On Awakening

There are some powerful lessons in this presentation:


There is a place for sleep.  Sleep offers the body opportunity to rest, recuperate, and heal. However at a certain point, the time comes when one must awaken. For various reasons, many people find comfort in sleep and seek to remain there through various forms of self-medicating actions.  Methods of self-medication include religion, alcohol, drugs, hypersexuality, and other actions done in excess.  The impact of these anesthetizing activities leave people feeling empty and worthless if they are not doing them. 
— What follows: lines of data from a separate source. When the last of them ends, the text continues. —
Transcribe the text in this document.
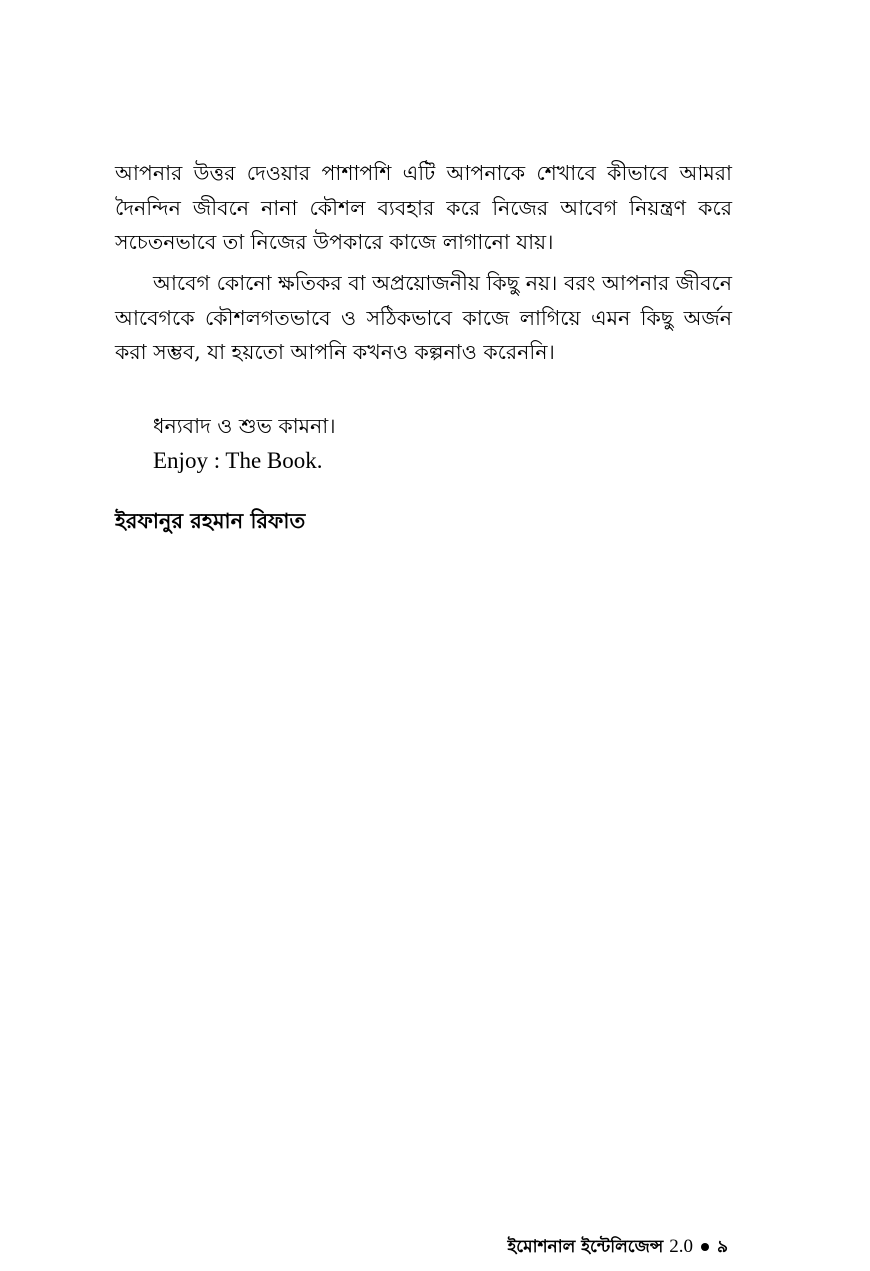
আপনার উত্তর দেওয়ার পাশাপশি এটি আপনাকে শেখাবে কীভাবে আমরা দৈনন্দিন জীবনে নানা কৌশল ব্যবহার করে নিজের আবেগ নিয়ন্ত্রণ করে সচেতনভাবে তা নিজের উপকারে কাজে লাগানো যায়।

আবেগ কোনো ক্ষতিকর বা অপ্রয়োজনীয় কিছু নয়। বরং আপনার জীবনে আবেগকে কৌশলগতভাবে ও সঠিকভাবে কাজে লাগিয়ে এমন কিছু অর্জন করা সম্ভব, যা হয়তো আপনি কখনও কল্পনাও করেননি।

ধন্যবাদ ও শুভ কামনা।

Enjoy : The Book.

ইরফানুর রহমান রিফাত

ইমোশনাল ইন্টেলিজেন্স 2.0 ৯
That people are concerned with awakening indicates that they recognize that they have been asleep.  In the process of awakening, the presenter - Ayi Kwei Armah - recommends the following: 
  1. We must first end our addiction
  2. When free of addiction, we can cultivate healing values that will help us to remake ourselves, our families, our communities, the world...the universe.  In cultivating healing values, we must recognize and analyze the values meant to harm us.
  3. And we identify the regenerative values - those that help us to resurrect and modernize the best of what history has bequeathed us, while learning from the mistakes - and put them at the center of our conversations, behaviors and institutions. 
Awakening is tough at times, particularly when surrounded by those who find comfort in a perpetual state of sleepy numbness. It is even tougher when the heart recognizes that wakefulness requires action. Yet as those with like hearts and minds moving in the same direction choose to walk and work together, awakening becomes not only the desired process of living, but the only possible option.